AAT Level 4 - Distance Learning


I'm study via the Kaplan Distance learning programme, and had no issues with any of the level 2 or 3 exams passing them all first time ( with the exception were I missed my train, arrived with minutes to spare in a blind panic unable to focus, I retook and passed two weeks later) but I am struggling with the level 4 exams.

I have failed the three that I have attempted ( the first one Business tax I was not ready for) and I put in more hours with the other two and felt confident heading in to the exams but failed both the Credit Control and Budgeting exams. I did request feedback from Kaplan but it is is very basic and states the subject and if you have either exceed, met, are borderline, below requirement or are significantly below requirement.

I obviously need to change how I am studying / preparing for the exams but I am not sure what changes I need to make to get the competent results I want.

I work in practice and although there are other students here there are studying ACCA (They all went to uni and I did an apprenticeship in motor mechanics) They all have block release to college so their study style is completely different and have the support from their tutors along with those who have previously studied for the ACCA exams.

If you had problems with the transition from Level 3 to Level 4 and are studying via distance learning it would be great to hear how you adjusted your study, and where you looked to for help with getting up to the required standard for passing the exams.

Many Thanks



  • Lelouch
    Lelouch Registered Posts: 35

    All I would suggest is practice as many exams as you can and you should be able to do the questions without thinking. Its good to use the practice exams Kaplan and the AAT provide, but have a look at the other training providers practice papers like BPP and Osbourne. If you struggle in any areas speak to your tutor, or go through the learning material again.

  • VLP
    VLP Registered Posts: 2
    Hi Lelouch

    Thanks for the feedback, I have tried the Kaplan and AAT practice exams and had been getting over the 70% marks and if not then I have been going back and working on the areas that I was falling below in, didn't think about trying to look at other papers.

    I don't have a tutor I teach myself from the books with access to the practice exams online.

    I'm wondering if the issue lies with the longer written questions in the exams as the practice tests require you to review these yourself with the answers later.

  • Lelouch
    Lelouch Registered Posts: 35
    ahh ok.. I did self study so I just worked out of the Osborne books. for the written questions I always used to read the answers before the questions, the answers are very comprehensive in the books and do literally cover every point. But it does give you an idea of what areas you need to look at. For example in the credit control assessments, one of the written questions you should mention overtrading and the signs of it.

    Sorry if I am pointing out the obvious, but that's what worked for me.
  • wabisabi
    wabisabi Registered Posts: 130 ? ? ?
    Hi Victoria

    I did L2 at college, L3 self study and now L4 distance learning!
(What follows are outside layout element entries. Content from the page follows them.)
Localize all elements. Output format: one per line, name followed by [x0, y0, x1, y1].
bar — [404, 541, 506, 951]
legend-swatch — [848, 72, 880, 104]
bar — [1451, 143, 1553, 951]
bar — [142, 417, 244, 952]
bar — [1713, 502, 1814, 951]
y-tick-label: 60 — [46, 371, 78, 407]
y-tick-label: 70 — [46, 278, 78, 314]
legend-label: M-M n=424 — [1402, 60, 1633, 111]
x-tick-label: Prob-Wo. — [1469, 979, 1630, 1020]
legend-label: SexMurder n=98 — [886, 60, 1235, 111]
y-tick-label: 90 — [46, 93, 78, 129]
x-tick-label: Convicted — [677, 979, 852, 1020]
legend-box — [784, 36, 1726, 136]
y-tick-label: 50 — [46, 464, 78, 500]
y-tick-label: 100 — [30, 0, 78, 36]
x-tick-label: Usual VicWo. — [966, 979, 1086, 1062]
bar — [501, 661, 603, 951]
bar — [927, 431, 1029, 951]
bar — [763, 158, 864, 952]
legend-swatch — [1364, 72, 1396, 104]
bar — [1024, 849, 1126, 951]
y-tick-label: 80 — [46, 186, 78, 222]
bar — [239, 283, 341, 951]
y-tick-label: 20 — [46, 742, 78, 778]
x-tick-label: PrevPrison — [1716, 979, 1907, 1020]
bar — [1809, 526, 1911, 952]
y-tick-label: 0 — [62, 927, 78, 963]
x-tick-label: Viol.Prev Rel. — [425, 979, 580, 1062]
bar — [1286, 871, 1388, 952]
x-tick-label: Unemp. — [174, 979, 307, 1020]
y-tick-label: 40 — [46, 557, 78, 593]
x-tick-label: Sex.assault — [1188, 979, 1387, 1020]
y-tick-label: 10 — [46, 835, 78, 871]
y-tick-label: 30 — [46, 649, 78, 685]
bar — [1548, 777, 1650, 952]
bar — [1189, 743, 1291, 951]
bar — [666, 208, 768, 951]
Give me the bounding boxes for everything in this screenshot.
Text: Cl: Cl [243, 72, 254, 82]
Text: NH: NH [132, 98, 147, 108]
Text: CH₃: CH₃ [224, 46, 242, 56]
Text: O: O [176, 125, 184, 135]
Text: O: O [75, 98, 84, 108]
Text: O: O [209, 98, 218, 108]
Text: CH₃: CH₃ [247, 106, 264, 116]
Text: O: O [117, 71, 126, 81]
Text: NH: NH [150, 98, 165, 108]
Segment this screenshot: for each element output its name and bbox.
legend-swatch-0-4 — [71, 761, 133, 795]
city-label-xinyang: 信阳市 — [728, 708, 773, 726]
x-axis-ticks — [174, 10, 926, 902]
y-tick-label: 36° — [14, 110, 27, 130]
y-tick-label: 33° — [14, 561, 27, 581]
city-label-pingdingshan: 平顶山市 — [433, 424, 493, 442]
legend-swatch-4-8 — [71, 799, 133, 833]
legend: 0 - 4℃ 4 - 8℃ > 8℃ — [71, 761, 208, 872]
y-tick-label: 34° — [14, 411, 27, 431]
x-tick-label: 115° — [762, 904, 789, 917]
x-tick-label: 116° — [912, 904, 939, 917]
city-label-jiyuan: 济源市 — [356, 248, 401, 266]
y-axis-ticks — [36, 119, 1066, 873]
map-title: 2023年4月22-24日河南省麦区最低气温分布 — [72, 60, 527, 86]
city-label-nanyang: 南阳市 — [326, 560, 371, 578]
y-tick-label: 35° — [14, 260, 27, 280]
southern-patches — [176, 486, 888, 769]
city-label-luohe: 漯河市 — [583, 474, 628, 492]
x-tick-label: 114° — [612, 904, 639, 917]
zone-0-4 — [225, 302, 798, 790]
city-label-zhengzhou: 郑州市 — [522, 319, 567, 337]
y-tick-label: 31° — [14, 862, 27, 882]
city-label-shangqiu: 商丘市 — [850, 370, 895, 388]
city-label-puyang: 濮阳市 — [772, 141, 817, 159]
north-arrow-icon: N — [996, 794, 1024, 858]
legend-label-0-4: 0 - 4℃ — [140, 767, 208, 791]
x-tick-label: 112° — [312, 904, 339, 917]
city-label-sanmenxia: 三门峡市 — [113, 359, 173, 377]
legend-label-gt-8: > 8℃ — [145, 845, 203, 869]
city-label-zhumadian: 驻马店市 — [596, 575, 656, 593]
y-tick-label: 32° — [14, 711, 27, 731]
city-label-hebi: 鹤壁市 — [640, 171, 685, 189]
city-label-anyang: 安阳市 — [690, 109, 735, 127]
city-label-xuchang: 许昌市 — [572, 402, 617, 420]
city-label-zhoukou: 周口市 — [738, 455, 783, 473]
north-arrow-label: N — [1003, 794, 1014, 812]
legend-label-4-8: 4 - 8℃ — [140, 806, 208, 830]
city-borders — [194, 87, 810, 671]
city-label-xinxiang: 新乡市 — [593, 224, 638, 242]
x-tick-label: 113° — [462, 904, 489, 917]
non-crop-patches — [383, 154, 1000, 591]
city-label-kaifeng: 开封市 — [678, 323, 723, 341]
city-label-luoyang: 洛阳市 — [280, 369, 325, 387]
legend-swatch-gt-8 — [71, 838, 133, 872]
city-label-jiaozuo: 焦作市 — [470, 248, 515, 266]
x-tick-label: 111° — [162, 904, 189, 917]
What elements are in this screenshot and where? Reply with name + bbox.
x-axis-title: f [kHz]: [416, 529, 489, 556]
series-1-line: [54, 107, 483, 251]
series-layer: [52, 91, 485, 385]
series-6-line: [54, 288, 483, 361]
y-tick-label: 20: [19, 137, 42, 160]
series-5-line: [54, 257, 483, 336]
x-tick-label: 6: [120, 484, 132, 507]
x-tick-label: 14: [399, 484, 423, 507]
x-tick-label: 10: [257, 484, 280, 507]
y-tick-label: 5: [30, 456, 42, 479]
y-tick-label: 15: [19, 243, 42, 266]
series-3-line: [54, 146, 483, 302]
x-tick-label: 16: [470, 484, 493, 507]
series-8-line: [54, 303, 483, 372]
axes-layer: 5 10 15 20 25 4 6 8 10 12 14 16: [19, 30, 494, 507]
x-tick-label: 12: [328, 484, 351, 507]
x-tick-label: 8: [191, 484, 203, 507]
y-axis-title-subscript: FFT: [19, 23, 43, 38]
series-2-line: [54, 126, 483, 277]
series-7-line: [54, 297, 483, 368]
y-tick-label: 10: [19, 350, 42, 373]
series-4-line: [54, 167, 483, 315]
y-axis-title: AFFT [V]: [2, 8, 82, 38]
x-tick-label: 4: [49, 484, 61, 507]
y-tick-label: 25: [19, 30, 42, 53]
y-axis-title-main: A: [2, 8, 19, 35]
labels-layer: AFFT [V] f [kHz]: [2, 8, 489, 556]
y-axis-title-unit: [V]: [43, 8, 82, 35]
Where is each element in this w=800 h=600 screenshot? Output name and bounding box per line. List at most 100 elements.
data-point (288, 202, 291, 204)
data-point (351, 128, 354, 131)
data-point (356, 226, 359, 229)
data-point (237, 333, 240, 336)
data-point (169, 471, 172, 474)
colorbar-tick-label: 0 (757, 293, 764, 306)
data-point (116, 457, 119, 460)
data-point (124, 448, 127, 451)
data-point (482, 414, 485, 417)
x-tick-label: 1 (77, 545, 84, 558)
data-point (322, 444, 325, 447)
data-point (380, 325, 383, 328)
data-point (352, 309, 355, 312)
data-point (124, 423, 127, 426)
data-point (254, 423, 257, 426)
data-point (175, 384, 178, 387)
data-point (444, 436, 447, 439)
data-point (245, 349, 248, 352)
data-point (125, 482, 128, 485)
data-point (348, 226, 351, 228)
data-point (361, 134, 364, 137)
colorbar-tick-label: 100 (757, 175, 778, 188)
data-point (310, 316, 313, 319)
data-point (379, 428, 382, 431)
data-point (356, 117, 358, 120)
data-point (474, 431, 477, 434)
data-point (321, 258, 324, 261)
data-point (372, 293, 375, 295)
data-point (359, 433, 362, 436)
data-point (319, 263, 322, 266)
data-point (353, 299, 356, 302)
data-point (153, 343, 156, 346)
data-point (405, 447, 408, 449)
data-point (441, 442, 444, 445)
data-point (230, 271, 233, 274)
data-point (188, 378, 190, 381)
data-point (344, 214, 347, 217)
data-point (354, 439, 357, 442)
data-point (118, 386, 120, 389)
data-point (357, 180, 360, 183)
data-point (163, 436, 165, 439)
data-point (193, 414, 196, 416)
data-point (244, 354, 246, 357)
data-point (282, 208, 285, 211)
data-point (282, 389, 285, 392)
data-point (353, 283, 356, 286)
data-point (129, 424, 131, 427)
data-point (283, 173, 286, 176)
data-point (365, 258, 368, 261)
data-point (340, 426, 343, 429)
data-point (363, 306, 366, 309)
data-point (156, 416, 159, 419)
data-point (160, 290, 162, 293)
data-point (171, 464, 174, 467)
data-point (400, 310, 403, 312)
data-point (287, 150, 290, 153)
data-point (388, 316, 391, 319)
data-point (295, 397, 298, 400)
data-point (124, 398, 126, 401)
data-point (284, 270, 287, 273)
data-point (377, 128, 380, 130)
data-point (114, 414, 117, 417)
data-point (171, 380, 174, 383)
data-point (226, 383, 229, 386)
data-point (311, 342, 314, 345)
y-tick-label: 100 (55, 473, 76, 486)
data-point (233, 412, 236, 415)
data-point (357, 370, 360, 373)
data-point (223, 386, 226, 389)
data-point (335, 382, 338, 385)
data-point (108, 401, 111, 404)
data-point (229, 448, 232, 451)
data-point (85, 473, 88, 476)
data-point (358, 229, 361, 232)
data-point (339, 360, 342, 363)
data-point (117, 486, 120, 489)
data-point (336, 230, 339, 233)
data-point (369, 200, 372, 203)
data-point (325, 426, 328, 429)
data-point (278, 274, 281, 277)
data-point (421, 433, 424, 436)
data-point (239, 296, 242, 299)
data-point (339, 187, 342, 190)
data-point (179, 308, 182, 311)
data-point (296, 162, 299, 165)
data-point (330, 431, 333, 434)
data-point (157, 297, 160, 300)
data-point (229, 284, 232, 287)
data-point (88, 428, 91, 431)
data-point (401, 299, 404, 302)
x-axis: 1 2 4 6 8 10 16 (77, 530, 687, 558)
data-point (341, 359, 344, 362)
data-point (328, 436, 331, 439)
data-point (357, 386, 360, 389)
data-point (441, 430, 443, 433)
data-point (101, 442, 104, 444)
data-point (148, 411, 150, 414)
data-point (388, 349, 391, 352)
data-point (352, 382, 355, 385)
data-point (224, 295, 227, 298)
    At L4 I've found it useful to get copies of all the text books available BPP, Osborne and Kaplan as they all explain things differently, and you can get more practise.

    Also, the examiner's feedback is really useful if you haven't seen it - for each exam they go through each question highlighting common pitfalls and working through examples.

    Good luck :)

  • aat_trainingcompany
    aat_trainingcompany Registered Posts: 20
    There is a big jump between level 3 and level 4.

    We would recommend contacting Kaplan (current provider) to see if you can trial one of their class room courses. It may be that you have reached your threshold for self-studying, some people can self-study a degree course and all our tutors went to university to study for theirs – they clearly needed assistance – so it would appear?

    We find the main challenge (not necessarily in your case), learners do not learn the material but rather the questions and the risk is that questions will always change but the rules/principles will not as they are part of the syllabus and the AAT will not test anything beyond the syllabus - at least they should not!